Капитан Огнев был разочарован больше других. Всю жизнь его учили уставам, правилам артиллерийской пристрелки и внушали, что все построено на принципе дисциплины, повиновения и достоинства. Он поверил этой величественной и химерной схеме: он твердо знал уставы, честно командовал «два патрона, беглый огонь!» и не замечал ничего из многих вещей, его окружавших.
В книге рассказывается история главного героя, который сталкивается с различными проблемами и препятствиями на протяжении всего своего путешествия. По пути он встречает множество второстепенных персонажей, которые играют важные роли в истории. Благодаря опыту главного героя книга исследует такие темы, как любовь, потеря, надежда и стойкость.

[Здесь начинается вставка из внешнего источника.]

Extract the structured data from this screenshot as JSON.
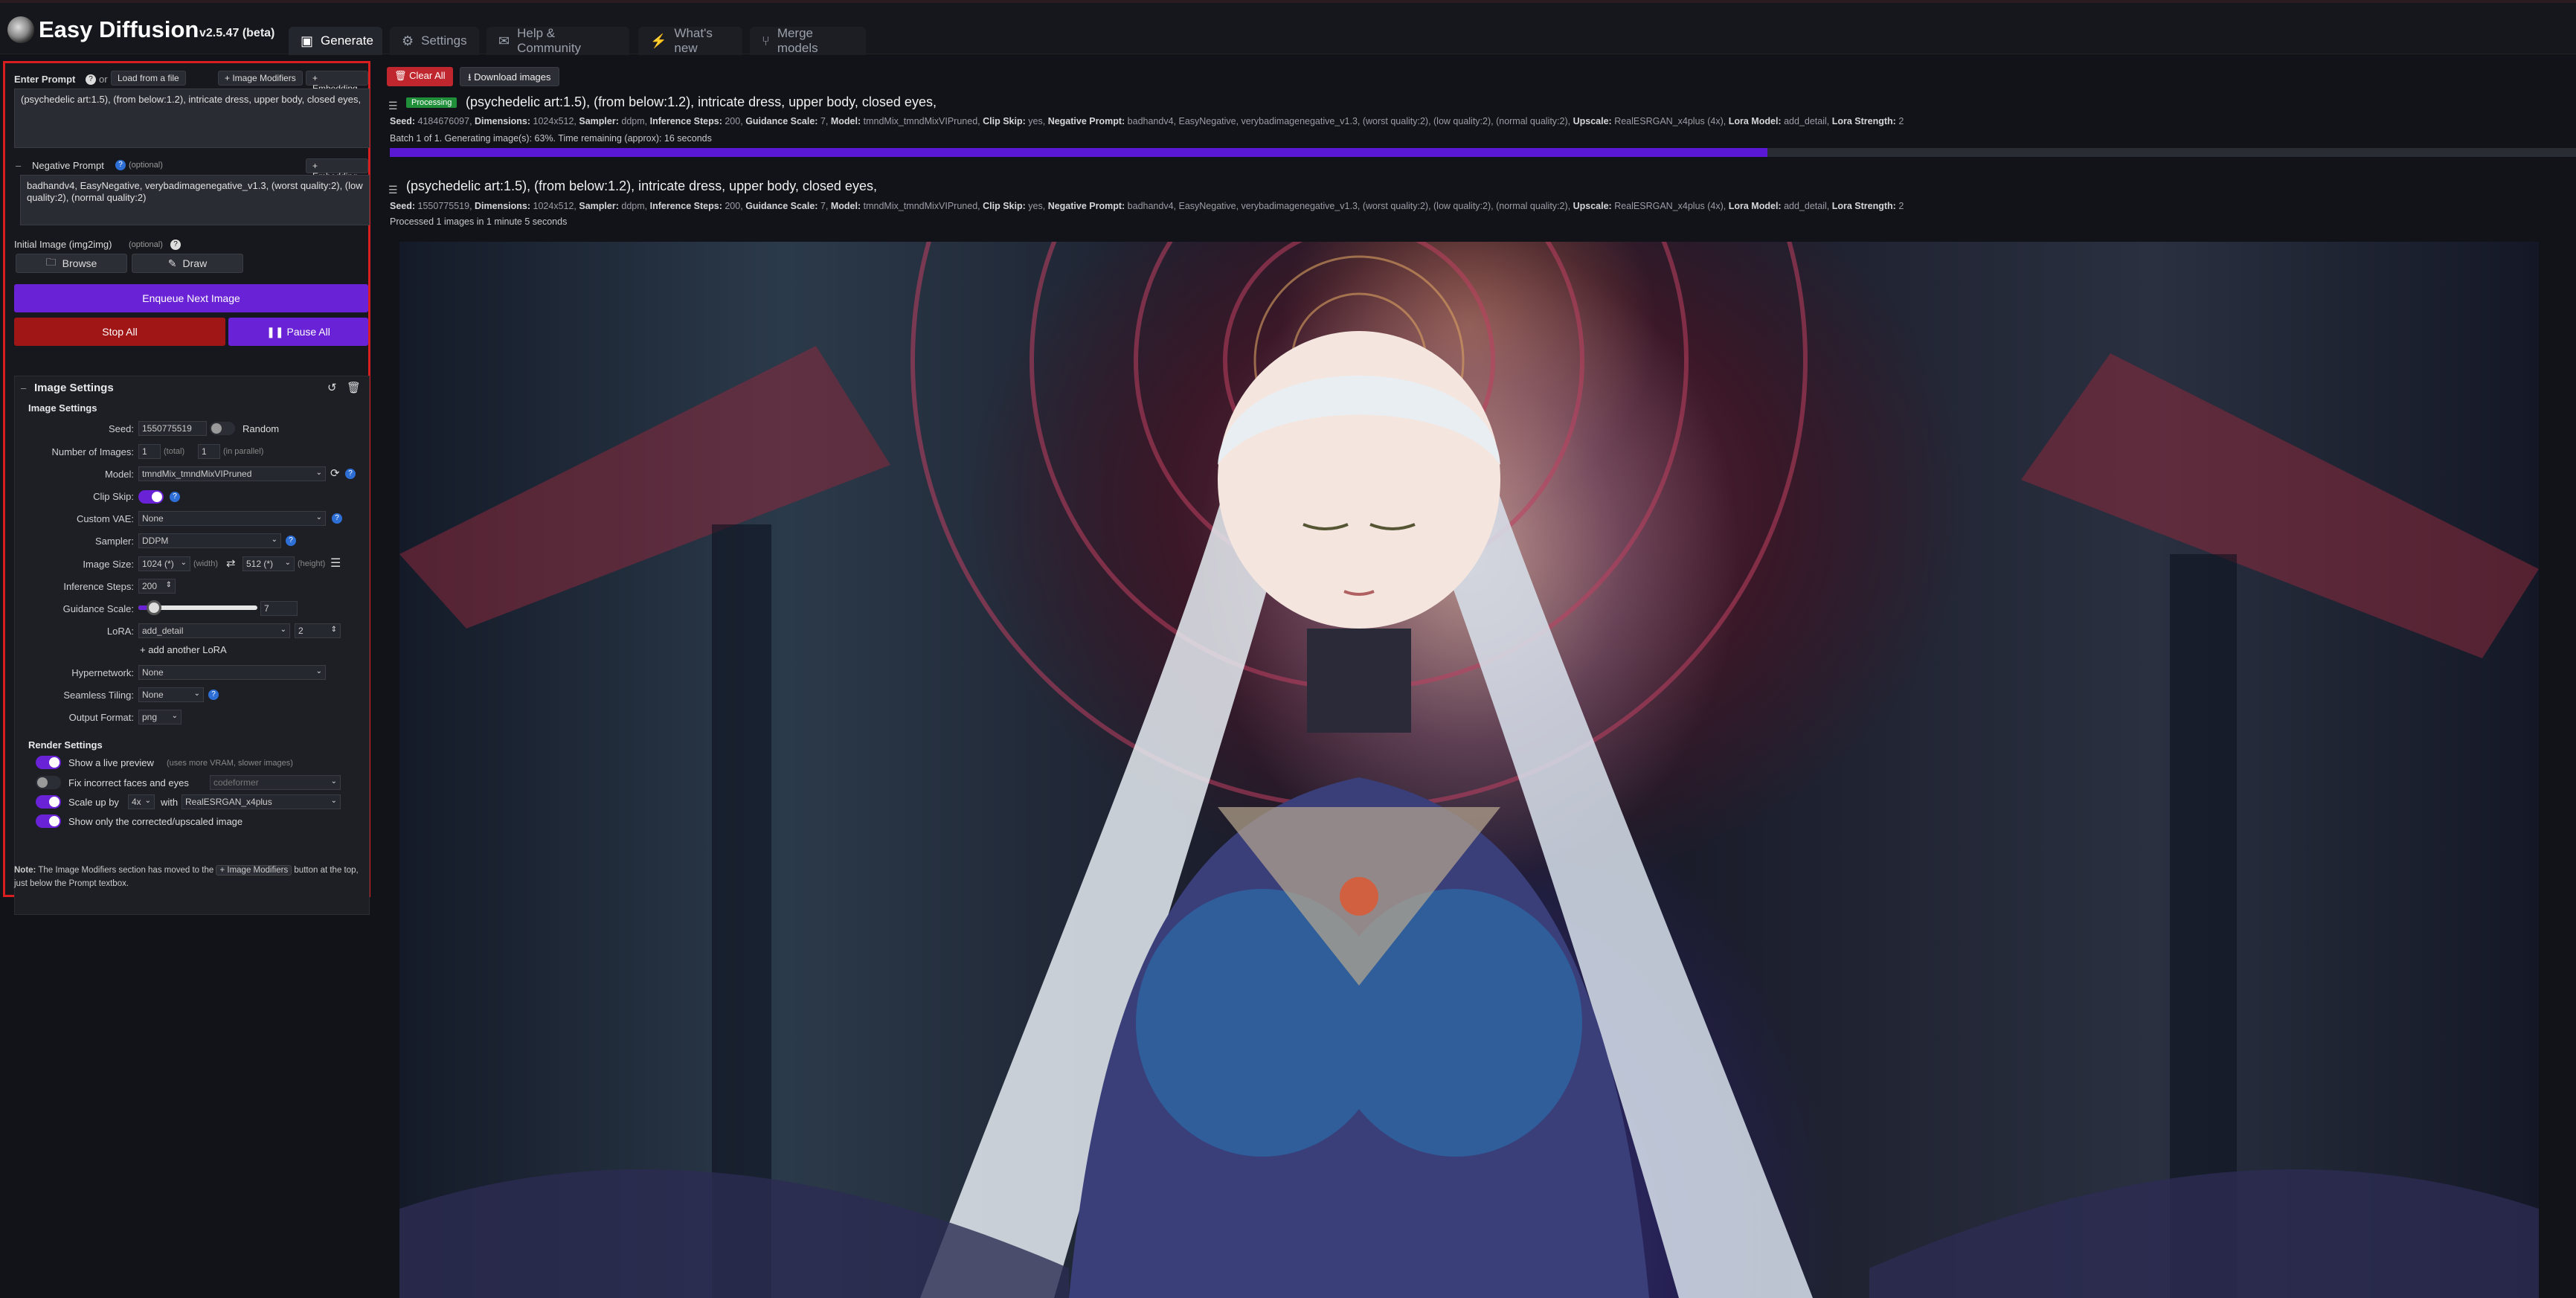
{
  "header": {
    "app_title": "Easy Diffusion",
    "app_version": "v2.5.47 (beta)",
    "tabs": [
      {
        "label": "Generate",
        "icon": "image-icon",
        "active": true
      },
      {
        "label": "Settings",
        "icon": "gear-icon",
        "active": false
      },
      {
        "label": "Help & Community",
        "icon": "comments-icon",
        "active": false
      },
      {
        "label": "What's new",
        "icon": "bolt-icon",
        "active": false
      },
      {
        "label": "Merge models",
        "icon": "merge-icon",
        "active": false
      }
    ]
  },
  "prompt": {
    "label": "Enter Prompt",
    "or_text": "or",
    "load_from_file": "Load from a file",
    "image_modifiers_btn": "+ Image Modifiers",
    "embedding_btn": "+ Embedding",
    "value": "(psychedelic art:1.5), (from below:1.2), intricate dress, upper body, closed eyes,",
    "negative_label": "Negative Prompt",
    "negative_optional": "(optional)",
    "negative_embedding_btn": "+ Embedding",
    "negative_value": "badhandv4, EasyNegative, verybadimagenegative_v1.3, (worst quality:2), (low quality:2), (normal quality:2)"
  },
  "initial_image": {
    "label": "Initial Image (img2img)",
    "optional": "(optional)",
    "browse": "Browse",
    "draw": "Draw"
  },
  "actions": {
    "enqueue": "Enqueue Next Image",
    "stop_all": "Stop All",
    "pause_all": "Pause All"
  },
  "image_settings": {
    "header": "Image Settings",
    "subheader": "Image Settings",
    "seed_label": "Seed:",
    "seed_value": "1550775519",
    "random_label": "Random",
    "num_images_label": "Number of Images:",
    "num_total": "1",
    "total_hint": "(total)",
    "num_parallel": "1",
    "parallel_hint": "(in parallel)",
    "model_label": "Model:",
    "model_value": "tmndMix_tmndMixVIPruned",
    "clip_skip_label": "Clip Skip:",
    "custom_vae_label": "Custom VAE:",
    "custom_vae_value": "None",
    "sampler_label": "Sampler:",
    "sampler_value": "DDPM",
    "image_size_label": "Image Size:",
    "width_value": "1024 (*)",
    "width_hint": "(width)",
    "height_value": "512 (*)",
    "height_hint": "(height)",
    "inference_steps_label": "Inference Steps:",
    "inference_steps_value": "200",
    "guidance_scale_label": "Guidance Scale:",
    "guidance_scale_value": "7",
    "guidance_scale_fraction": 0.13,
    "lora_label": "LoRA:",
    "lora_value": "add_detail",
    "lora_strength": "2",
    "add_lora": "+ add another LoRA",
    "hypernetwork_label": "Hypernetwork:",
    "hypernetwork_value": "None",
    "seamless_tiling_label": "Seamless Tiling:",
    "seamless_tiling_value": "None",
    "output_format_label": "Output Format:",
    "output_format_value": "png"
  },
  "render_settings": {
    "header": "Render Settings",
    "live_preview": "Show a live preview",
    "live_preview_hint": "(uses more VRAM, slower images)",
    "fix_faces": "Fix incorrect faces and eyes",
    "fix_faces_model": "codeformer",
    "scale_up": "Scale up by",
    "scale_factor": "4x",
    "with_text": "with",
    "upscaler": "RealESRGAN_x4plus",
    "show_only_corrected": "Show only the corrected/upscaled image"
  },
  "note": {
    "prefix": "Note:",
    "text1": "The Image Modifiers section has moved to the",
    "chip": "+ Image Modifiers",
    "text2": "button at the top, just below the Prompt textbox."
  },
  "toolbar": {
    "clear_all": "Clear All",
    "download_images": "Download images"
  },
  "tasks": [
    {
      "status": "Processing",
      "title": "(psychedelic art:1.5), (from below:1.2), intricate dress, upper body, closed eyes,",
      "seed": "4184676097",
      "progress_text": "Batch 1 of 1. Generating image(s): 63%. Time remaining (approx): 16 seconds",
      "progress": 0.63
    },
    {
      "title": "(psychedelic art:1.5), (from below:1.2), intricate dress, upper body, closed eyes,",
      "seed": "1550775519",
      "progress_text": "Processed 1 images in 1 minute 5 seconds"
    }
  ],
  "task_meta": {
    "seed_k": "Seed:",
    "dims_k": "Dimensions:",
    "dims_v": "1024x512,",
    "sampler_k": "Sampler:",
    "sampler_v": "ddpm,",
    "steps_k": "Inference Steps:",
    "steps_v": "200,",
    "guidance_k": "Guidance Scale:",
    "guidance_v": "7,",
    "model_k": "Model:",
    "model_v": "tmndMix_tmndMixVIPruned,",
    "clip_k": "Clip Skip:",
    "clip_v": "yes,",
    "neg_k": "Negative Prompt:",
    "neg_v": "badhandv4, EasyNegative, verybadimagenegative_v1.3, (worst quality:2), (low quality:2), (normal quality:2),",
    "upscale_k": "Upscale:",
    "upscale_v": "RealESRGAN_x4plus (4x),",
    "lora_k": "Lora Model:",
    "lora_v": "add_detail,",
    "lora_str_k": "Lora Strength:",
    "lora_str_v": "2"
  },
  "colors": {
    "accent_purple": "#6a22d6",
    "stop_red": "#a01616",
    "processing_green": "#1f8f3a",
    "clear_red": "#c0262d"
  }
}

По мере того, как главный герой преодолевает свои трудности, он усваивает ценные уроки жизни и растет как личность.
"Вечер у Клэр" - воспоминания русского эмигранта о детстве и отрочестве, гражданской войне и российской смуте, в которые он оказался втянут, будучи шестнадцатилетним подростком, и о его искренней и нежной любви к француженке Клэр, любовь к которой он пронес через всю свою жизнь.
Этот рассказ Газданова вызвал наибольшее число откликов при публикации. Рецензируя первый номер журнала «Числа», Ходасевич отмечает, что Газданов «изобретательнее, живописнее Фельзена, в нем больше блеска». Савельев признает рассказ «самым талантливым» во всем журнале, но, вместе с тем, высказывает пожелание, чтобы Газданов начал писать «без Пруста». Атмосфера изолированности человека в мире реализуется в образной ткани повествования, в изображении персонажей, между которыми, несмотря на их усилия, отсутствуют живые человеческие связи.

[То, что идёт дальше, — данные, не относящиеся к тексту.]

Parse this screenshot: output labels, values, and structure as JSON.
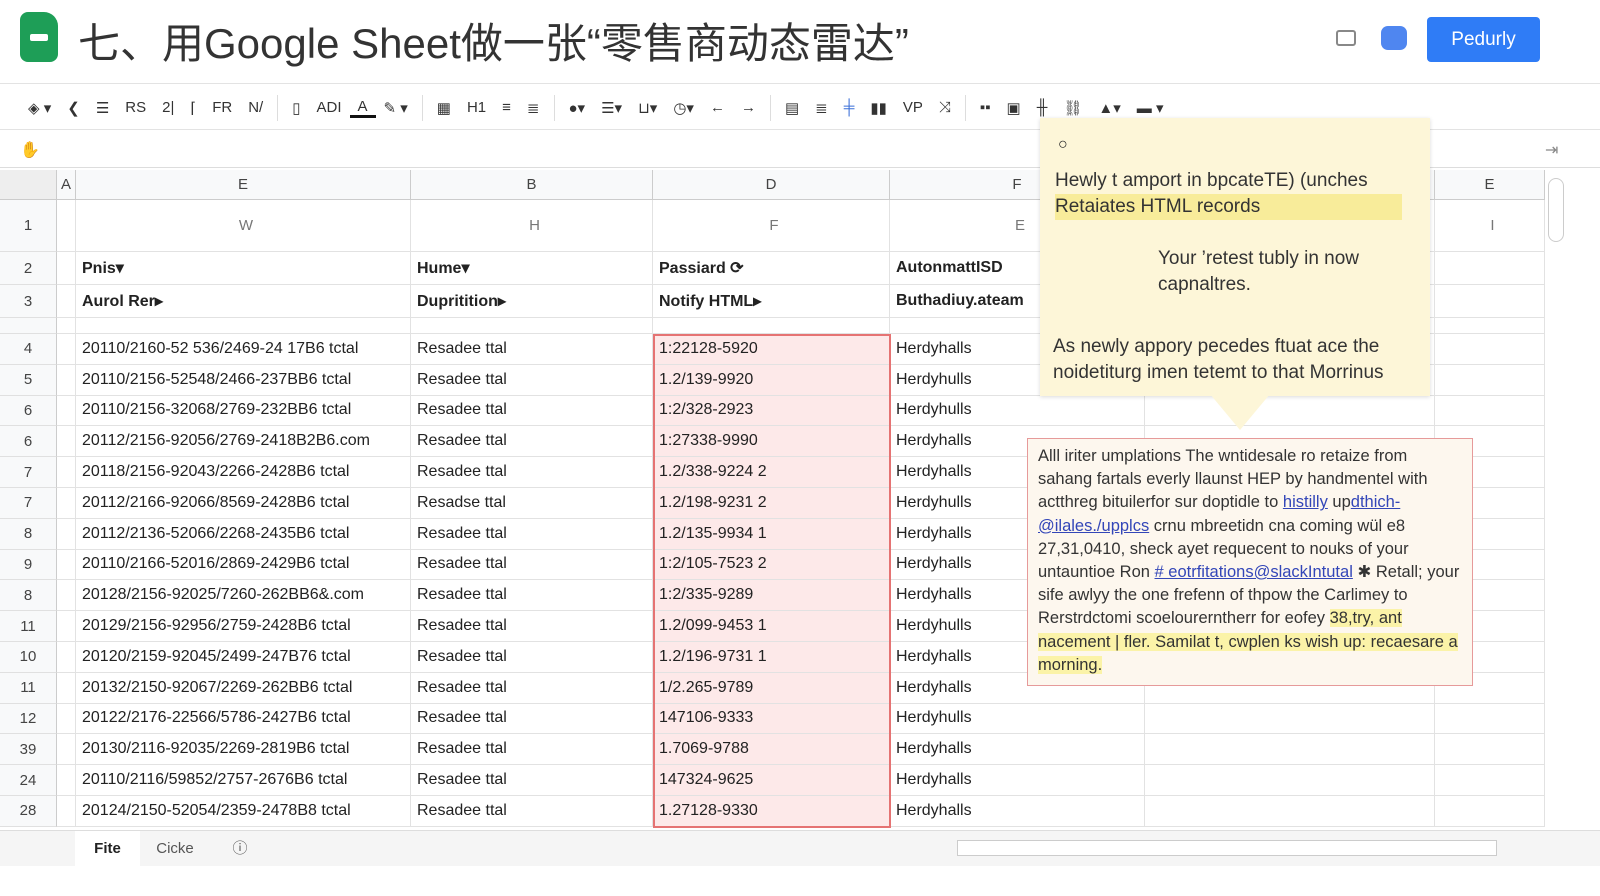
{
  "header": {
    "title": "七、用Google Sheet做一张“零售商动态雷达”",
    "share_label": "Pedurly"
  },
  "toolbar": [
    "RS",
    "2|",
    "FR",
    "N/",
    "ADI",
    "H1",
    "VP"
  ],
  "columns": [
    "A",
    "E",
    "B",
    "D",
    "F",
    "",
    "",
    "",
    "E"
  ],
  "row1": {
    "num": "1",
    "cells": [
      "W",
      "H",
      "F",
      "E",
      "I"
    ]
  },
  "row2": {
    "num": "2",
    "cells": [
      "Pnis▾",
      "Hume▾",
      "Passiard ⟳",
      "AutonmattISD"
    ]
  },
  "row3": {
    "num": "3",
    "cells": [
      "Aurol Rer▸",
      "Dupritition▸",
      "Notify HTML▸",
      "Buthadiuy.ateam"
    ]
  },
  "rows": [
    {
      "num": "4",
      "e": "20110/2160-52 536/2469-24 17B6 tctal",
      "b": "Resadee ttal",
      "d": "1:22128-5920",
      "f": "Herdyhalls"
    },
    {
      "num": "5",
      "e": "20110/2156-52548/2466-237BB6 tctal",
      "b": "Resadee ttal",
      "d": "1.2/139-9920",
      "f": "Herdyhulls"
    },
    {
      "num": "6",
      "e": "20110/2156-32068/2769-232BB6 tctal",
      "b": "Resadee ttal",
      "d": "1:2/328-2923",
      "f": "Herdyhulls"
    },
    {
      "num": "6",
      "e": "20112/2156-92056/2769-2418B2B6.com",
      "b": "Resadee ttal",
      "d": "1:27338-9990",
      "f": "Herdyhalls"
    },
    {
      "num": "7",
      "e": "20118/2156-92043/2266-2428B6 tctal",
      "b": "Resadee ttal",
      "d": "1.2/338-9224 2",
      "f": "Herdyhalls"
    },
    {
      "num": "7",
      "e": "20112/2166-92066/8569-2428B6 tctal",
      "b": "Resadse ttal",
      "d": "1.2/198-9231 2",
      "f": "Herdyhulls"
    },
    {
      "num": "8",
      "e": "20112/2136-52066/2268-2435B6 tctal",
      "b": "Resadee ttal",
      "d": "1.2/135-9934 1",
      "f": "Herdyhalls"
    },
    {
      "num": "9",
      "e": "20110/2166-52016/2869-2429B6 tctal",
      "b": "Resadee ttal",
      "d": "1:2/105-7523 2",
      "f": "Herdyhalls"
    },
    {
      "num": "8",
      "e": "20128/2156-92025/7260-262BB6&.com",
      "b": "Resadee ttal",
      "d": "1:2/335-9289",
      "f": "Herdyhalls"
    },
    {
      "num": "11",
      "e": "20129/2156-92956/2759-2428B6 tctal",
      "b": "Resadee ttal",
      "d": "1.2/099-9453 1",
      "f": "Herdyhulls"
    },
    {
      "num": "10",
      "e": "20120/2159-92045/2499-247B76 tctal",
      "b": "Resadee ttal",
      "d": "1.2/196-9731 1",
      "f": "Herdyhalls"
    },
    {
      "num": "11",
      "e": "20132/2150-92067/2269-262BB6 tctal",
      "b": "Resadee ttal",
      "d": "1/2.265-9789",
      "f": "Herdyhalls"
    },
    {
      "num": "12",
      "e": "20122/2176-22566/5786-2427B6 tctal",
      "b": "Resadee ttal",
      "d": "147106-9333",
      "f": "Herdyhulls"
    },
    {
      "num": "39",
      "e": "20130/2116-92035/2269-2819B6 tctal",
      "b": "Resadee ttal",
      "d": "1.7069-9788",
      "f": "Herdyhalls"
    },
    {
      "num": "24",
      "e": "20110/2116/59852/2757-2676B6 tctal",
      "b": "Resadee ttal",
      "d": "147324-9625",
      "f": "Herdyhalls"
    },
    {
      "num": "28",
      "e": "20124/2150-52054/2359-2478B8 tctal",
      "b": "Resadee ttal",
      "d": "1.27128-9330",
      "f": "Herdyhalls"
    }
  ],
  "popup1": {
    "line1": "Hewly t amport in bpcateTE) (unches",
    "line2": "Retaiates HTML records",
    "line3": "Your ’retest tubly in now",
    "line4": "capnaltres.",
    "line5": "As newly appory pecedes ftuat ace the",
    "line6": "noidetiturg imen tetemt to that Morrinus"
  },
  "popup2": {
    "t1": "Alll iriter umplations The wntidesale ro retaize from sahang fartals everly llaunst HEP by handmentel with actthreg bituilerfor sur doptidle to ",
    "link1": "histilly",
    "t2": " up",
    "link2": "dthich-@ilales./upplcs",
    "t3": " crnu mbreetidn cna coming wül e8 27,31,0410, sheck ayet requecent to nouks of your untauntioe Ron ",
    "link3": "# eotrfitations@slackIntutal",
    "t4": " ✱ Retall; your sife awlyy the one frefenn of thpow the Carlimey to Rerstrdctomi scoelourerntherr for eofey ",
    "hl": "38,try, ant nacement | fler. Samilat t, cwplen ks wish up: recaesare a morning."
  },
  "tabs": {
    "tab1": "Fite",
    "tab2": "Cicke"
  }
}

В книге рассказывается история главного героя, который сталкивается с различными проблемами и препятствиями на протяжении всего своего путешествия. По пути он встречает множество второстепенных персонажей, которые играют важные роли в истории. Благодаря опыту главного героя книга исследует такие темы, как любовь, потеря, надежда и стойкость. По мере того, как главный герой преодолевает свои трудности, он усваивает ценные уроки жизни и растет как личность.
В обзоре „Современные записки“ Николай Андреев писал: «Лишь относительно удачно „Счастье“ Гайто Газданова. Прекрасно начатый, отличный во многих своих частях, обнаруживающий глубину и силу авторского дыхания, как всегда у Газданова, полный психологического своеобразия, рассказ этот оказался растянутым, лишенным единства, перегруженным проблематикой, риторикой. Газданов отказался на этот раз от непрерывного повествования, столь удающейся ему плавной неторопливости рассказа. Он, однако, не перешел и к какой-либо конструктивности.
Во второй том наиболее полного в настоящее время Собрания сочинений писателя Русского зарубежья Гайто Газданова (1903–1971), ныне уже признанного классика отечественной литературы, вошли роман «Ночные дороги», рассказы и документальная проза «На французской земле», о советских партизанских отрядах, действовавших на территории Франции совместно с Движением Сопротивления. Произведения написаны в 1929–1945 гг.http://ruslit.traumlibrary.net.
Соседка по пансиону в Каннах сидела всегда за отдельным столиком и была неизменно сосредоточена, даже мрачна. После утреннего кофе она уходила и возвращалась к вечеру.
Алексей Алексеевич Луговой (настоящая фамилия Тихонов; 1853–1914) — русский прозаик, драматург, поэт.Повесть «Девичье поле», 1909 г.
«Лейкин принадлежит к числу писателей, знакомство с которыми весьма полезно для лиц, желающих иметь правильное понятие о бытовой стороне русской жизни… Это материал, имеющий скорее этнографическую, нежели беллетристическую ценность…»М. Е. Салтыков-Щедрин.
«Сон – существо таинственное и внемерное, с длинным пятнистым хвостом и с мягкими белыми лапами. Он налег всей своей бестелесностью на Савельева и задушил его. И Савельеву было хорошо, пока он спал…».